Fokus pada Pembangunan dan Kesejahteraan
Dalam sambutannya, H. Bukhori menegaskan komitmennya untuk memperjuangkan setiap usulan warga, baik di bidang infrastruktur, pertanian, maupun peningkatan ekonomi kerakyatan yang menjadi ranah kerja Komisi II.

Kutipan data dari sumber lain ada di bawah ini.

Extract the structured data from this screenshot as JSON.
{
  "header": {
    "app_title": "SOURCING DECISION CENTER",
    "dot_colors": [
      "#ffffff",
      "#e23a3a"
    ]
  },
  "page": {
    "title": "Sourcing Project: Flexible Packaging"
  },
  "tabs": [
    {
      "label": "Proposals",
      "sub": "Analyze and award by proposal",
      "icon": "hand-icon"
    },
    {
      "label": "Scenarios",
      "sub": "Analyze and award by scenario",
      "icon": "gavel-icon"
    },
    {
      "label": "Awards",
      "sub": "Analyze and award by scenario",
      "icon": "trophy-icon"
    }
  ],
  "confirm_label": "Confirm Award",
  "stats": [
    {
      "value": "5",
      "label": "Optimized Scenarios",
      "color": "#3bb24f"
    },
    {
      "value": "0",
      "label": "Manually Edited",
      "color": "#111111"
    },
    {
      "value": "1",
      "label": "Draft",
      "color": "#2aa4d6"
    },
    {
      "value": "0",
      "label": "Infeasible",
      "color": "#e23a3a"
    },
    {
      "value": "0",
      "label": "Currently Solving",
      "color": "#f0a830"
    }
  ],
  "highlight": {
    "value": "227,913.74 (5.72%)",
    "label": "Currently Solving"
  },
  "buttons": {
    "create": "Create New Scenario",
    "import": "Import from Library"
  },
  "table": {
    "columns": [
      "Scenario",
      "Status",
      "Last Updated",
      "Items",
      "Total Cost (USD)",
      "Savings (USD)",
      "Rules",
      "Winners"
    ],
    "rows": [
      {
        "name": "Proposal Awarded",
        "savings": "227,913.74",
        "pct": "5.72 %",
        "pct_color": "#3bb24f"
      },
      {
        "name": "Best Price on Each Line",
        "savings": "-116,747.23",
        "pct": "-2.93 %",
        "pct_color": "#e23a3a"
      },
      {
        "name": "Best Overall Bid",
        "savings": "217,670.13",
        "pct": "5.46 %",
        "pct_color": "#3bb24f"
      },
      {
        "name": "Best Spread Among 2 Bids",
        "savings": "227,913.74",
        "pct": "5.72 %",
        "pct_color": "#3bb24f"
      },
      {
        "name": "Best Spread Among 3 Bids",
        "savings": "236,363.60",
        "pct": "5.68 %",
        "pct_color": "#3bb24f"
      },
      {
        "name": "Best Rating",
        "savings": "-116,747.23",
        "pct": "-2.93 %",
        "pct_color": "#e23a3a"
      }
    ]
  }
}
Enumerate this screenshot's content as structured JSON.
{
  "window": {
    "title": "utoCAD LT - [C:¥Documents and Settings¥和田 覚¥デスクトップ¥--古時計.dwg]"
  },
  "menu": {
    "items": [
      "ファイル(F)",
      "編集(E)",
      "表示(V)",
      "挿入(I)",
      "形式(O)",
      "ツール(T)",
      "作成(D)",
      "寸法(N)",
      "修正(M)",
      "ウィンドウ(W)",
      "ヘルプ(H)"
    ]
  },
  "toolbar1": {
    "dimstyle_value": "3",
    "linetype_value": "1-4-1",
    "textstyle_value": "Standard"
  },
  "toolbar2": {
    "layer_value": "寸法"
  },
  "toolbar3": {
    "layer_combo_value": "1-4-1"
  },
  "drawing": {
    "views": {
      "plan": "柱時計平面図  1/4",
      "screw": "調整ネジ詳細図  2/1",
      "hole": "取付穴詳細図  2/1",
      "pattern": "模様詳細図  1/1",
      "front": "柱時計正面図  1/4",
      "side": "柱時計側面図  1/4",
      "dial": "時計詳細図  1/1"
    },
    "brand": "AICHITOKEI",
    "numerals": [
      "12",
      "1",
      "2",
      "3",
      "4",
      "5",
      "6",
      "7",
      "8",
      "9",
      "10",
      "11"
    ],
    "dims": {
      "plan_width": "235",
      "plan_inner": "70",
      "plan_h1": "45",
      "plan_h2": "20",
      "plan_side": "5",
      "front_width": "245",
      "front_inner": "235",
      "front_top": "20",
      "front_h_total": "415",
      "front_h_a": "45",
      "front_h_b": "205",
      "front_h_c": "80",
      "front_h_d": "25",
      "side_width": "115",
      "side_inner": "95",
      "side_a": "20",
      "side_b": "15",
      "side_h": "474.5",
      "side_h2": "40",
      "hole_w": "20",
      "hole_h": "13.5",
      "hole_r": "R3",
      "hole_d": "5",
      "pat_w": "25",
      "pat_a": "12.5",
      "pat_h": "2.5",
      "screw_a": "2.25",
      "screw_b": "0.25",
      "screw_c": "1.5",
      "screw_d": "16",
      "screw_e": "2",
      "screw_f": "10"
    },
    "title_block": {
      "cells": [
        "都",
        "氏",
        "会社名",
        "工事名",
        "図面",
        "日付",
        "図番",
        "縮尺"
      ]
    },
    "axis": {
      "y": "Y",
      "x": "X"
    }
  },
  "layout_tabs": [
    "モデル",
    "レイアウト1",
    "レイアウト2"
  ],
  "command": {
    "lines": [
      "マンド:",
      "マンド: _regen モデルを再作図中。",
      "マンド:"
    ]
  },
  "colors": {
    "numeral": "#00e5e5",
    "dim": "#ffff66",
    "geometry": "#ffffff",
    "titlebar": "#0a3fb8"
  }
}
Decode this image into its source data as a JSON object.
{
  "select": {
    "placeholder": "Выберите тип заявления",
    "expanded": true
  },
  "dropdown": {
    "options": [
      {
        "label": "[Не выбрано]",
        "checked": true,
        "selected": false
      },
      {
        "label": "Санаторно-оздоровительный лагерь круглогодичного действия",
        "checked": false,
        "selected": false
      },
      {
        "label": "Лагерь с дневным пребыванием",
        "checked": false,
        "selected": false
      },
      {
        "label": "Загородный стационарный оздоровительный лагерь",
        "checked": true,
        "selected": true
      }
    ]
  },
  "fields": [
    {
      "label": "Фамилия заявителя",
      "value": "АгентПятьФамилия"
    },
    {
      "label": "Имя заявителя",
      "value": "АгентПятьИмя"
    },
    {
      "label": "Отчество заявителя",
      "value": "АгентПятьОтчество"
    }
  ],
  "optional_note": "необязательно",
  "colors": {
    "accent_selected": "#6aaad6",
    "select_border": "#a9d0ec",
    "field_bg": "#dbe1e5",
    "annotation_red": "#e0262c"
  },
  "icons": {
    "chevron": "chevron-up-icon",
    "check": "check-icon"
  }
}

"Reses ini adalah kewajiban konstitusional kami untuk turun langsung mendengar keluhan dan kebutuhan masyarakat. Semua aspirasi yang masuk hari ini akan kami tabulasi dan perjuangkan dalam rapat paripurna agar dapat direalisasikan oleh pemerintah daerah," ujar H. Bukhori.
Apresiasi dari Pemerintah Desa
Kepala Desa Muara Baru, Ato menyampaikan apresiasi yang setinggi-tingginya atas kehadiran legislator NasDem tersebut di wilayahnya. Menurutnya, kehadiran anggota dewan secara langsung menjadi angin segar bagi warga yang berharap adanya percepatan pembangunan di tingkat desa.
"Kami sangat mengapresiasi langkah H. Bukhori yang memilih Desa Muara Baru sebagai titik reses. Ini adalah kesempatan bagi warga kami untuk menyampaikan langsung kendala di lapangan, khususnya terkait akses fasilitas publik dan pemberdayaan petani," ungkap Kepala Desa Muara Baru.
Poin Utama Aspirasi Warga Dapil IV:
• Infrastruktur Desa: Perbaikan jalan lingkungan dan drainase untuk mengantisipasi banjir.
• Sektor Pertanian: Ketersediaan pupuk dan bantuan alat mesin pertanian (alsintan) bagi petani lokal.
• Ekonomi Kreatif: Pelatihan bagi UMKM desa guna meningkatkan daya saing produk lokal.
Acara berlangsung khidmat dengan sesi dialog interaktif antara anggota dewan dan tokoh masyarakat, pemuda, serta perwakilan perempuan desa setempat. Seluruh usulan yang disampaikan telah dicatat untuk dijadikan pokok-pokok pikiran (Pokir) DPRD Kabupaten Karawang tahun anggaran mendatang.